La inteligencia es una característica compleja que depende de la interacción de miles de genes heredados tanto del padre como de la madre. Además, factores como la alimentación, la estimulación temprana, el acceso a la educación, el entorno familiar y las experiencias de vida desempeñan un papel fundamental en el desarrollo de las capacidades cognitivas.
Algunas investigaciones han sugerido que determinados genes relacionados con funciones cognitivas podrían encontrarse con mayor frecuencia en el cromosoma X, del que las madres siempre transmiten una copia a sus hijos. Sin embargo, los científicos advierten que estos hallazgos no significan que la mayor parte de la inteligencia provenga únicamente de la madre ni permiten establecer porcentajes como el 80%.

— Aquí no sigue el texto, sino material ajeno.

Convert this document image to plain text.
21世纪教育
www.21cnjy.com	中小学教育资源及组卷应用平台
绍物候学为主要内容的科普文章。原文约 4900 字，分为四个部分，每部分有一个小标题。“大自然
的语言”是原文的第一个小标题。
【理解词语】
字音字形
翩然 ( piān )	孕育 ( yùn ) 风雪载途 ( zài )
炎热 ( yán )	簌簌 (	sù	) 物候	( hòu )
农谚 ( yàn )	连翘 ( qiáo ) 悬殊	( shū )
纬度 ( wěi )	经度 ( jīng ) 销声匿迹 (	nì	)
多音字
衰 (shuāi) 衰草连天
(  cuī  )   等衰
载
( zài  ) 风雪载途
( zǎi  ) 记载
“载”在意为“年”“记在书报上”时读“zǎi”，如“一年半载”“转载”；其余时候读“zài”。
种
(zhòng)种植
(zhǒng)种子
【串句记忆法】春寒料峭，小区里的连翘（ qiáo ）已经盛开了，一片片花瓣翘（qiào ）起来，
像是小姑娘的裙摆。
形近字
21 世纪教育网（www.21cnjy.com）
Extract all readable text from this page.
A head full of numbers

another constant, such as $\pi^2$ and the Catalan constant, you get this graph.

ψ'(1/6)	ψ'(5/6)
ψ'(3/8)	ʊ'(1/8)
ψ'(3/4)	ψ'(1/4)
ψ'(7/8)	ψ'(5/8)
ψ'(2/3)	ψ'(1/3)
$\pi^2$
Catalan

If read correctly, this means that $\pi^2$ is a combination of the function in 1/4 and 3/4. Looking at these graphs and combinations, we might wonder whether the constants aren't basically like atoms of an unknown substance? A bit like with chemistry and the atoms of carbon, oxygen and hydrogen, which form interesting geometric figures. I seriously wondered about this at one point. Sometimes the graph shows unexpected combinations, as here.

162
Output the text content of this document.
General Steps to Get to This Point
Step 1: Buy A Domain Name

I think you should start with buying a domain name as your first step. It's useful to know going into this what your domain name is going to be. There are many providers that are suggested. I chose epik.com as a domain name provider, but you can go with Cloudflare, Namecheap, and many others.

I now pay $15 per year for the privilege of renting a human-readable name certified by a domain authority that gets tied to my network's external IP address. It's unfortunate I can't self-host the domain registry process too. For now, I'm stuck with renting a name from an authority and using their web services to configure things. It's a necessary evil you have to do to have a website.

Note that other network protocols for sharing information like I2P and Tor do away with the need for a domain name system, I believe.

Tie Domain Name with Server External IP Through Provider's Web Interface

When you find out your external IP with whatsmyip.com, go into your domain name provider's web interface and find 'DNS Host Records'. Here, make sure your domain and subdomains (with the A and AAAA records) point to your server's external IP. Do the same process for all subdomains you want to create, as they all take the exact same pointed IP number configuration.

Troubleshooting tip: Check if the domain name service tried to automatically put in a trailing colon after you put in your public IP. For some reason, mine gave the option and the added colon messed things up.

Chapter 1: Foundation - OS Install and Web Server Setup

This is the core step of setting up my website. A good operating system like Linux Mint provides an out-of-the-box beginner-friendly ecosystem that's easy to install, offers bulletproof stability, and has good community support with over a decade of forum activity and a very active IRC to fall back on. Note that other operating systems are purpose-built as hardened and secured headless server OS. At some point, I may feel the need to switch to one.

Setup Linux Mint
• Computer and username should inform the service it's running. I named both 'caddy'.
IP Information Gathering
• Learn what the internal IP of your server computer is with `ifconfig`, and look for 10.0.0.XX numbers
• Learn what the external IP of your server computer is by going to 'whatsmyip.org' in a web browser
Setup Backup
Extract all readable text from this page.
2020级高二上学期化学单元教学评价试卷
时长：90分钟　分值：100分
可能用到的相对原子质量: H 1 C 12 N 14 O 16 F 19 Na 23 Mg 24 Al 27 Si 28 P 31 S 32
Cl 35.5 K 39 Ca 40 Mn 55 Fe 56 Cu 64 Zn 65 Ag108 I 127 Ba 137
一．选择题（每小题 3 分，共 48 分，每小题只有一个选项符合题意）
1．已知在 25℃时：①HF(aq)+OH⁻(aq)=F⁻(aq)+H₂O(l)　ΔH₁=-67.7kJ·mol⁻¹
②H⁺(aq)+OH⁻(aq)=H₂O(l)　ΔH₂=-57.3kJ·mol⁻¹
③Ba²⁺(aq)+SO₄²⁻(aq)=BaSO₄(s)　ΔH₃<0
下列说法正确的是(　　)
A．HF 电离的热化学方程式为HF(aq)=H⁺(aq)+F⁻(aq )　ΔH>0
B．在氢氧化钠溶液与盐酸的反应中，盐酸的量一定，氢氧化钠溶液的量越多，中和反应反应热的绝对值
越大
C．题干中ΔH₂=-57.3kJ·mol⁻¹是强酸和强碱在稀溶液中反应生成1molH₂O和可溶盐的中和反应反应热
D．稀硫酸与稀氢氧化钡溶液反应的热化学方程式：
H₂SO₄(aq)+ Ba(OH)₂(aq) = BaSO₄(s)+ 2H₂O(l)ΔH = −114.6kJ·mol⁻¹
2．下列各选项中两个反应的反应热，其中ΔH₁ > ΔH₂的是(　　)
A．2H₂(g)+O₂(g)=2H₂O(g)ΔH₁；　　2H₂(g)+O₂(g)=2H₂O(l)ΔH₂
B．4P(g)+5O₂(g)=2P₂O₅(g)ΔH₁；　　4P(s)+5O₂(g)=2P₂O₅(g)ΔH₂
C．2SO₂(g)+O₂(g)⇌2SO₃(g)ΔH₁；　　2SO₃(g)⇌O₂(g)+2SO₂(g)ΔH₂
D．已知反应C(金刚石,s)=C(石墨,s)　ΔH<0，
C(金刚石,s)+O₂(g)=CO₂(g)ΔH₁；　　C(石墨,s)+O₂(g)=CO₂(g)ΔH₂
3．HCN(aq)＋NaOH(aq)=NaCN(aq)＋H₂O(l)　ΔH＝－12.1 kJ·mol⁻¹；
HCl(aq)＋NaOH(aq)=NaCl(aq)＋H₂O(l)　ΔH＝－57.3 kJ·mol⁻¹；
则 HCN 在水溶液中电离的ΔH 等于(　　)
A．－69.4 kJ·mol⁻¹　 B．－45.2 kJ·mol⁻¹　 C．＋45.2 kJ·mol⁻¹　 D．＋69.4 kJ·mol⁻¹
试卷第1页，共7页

Expertos en genética y neurociencia señalan que el desarrollo intelectual es el resultado de una combinación de herencia genética y factores ambientales. Por ello, atribuir la inteligencia a un solo progenitor simplifica en exceso un proceso biológico mucho más complejo.
En conclusión, aunque la madre desempeña un papel esencial en el desarrollo de sus hijos, la evidencia científica actual indica que la inteligencia no depende exclusivamente de la herencia materna, sino de la contribución genética de ambos padres y del entorno en el que el niño crece y se desarrolla.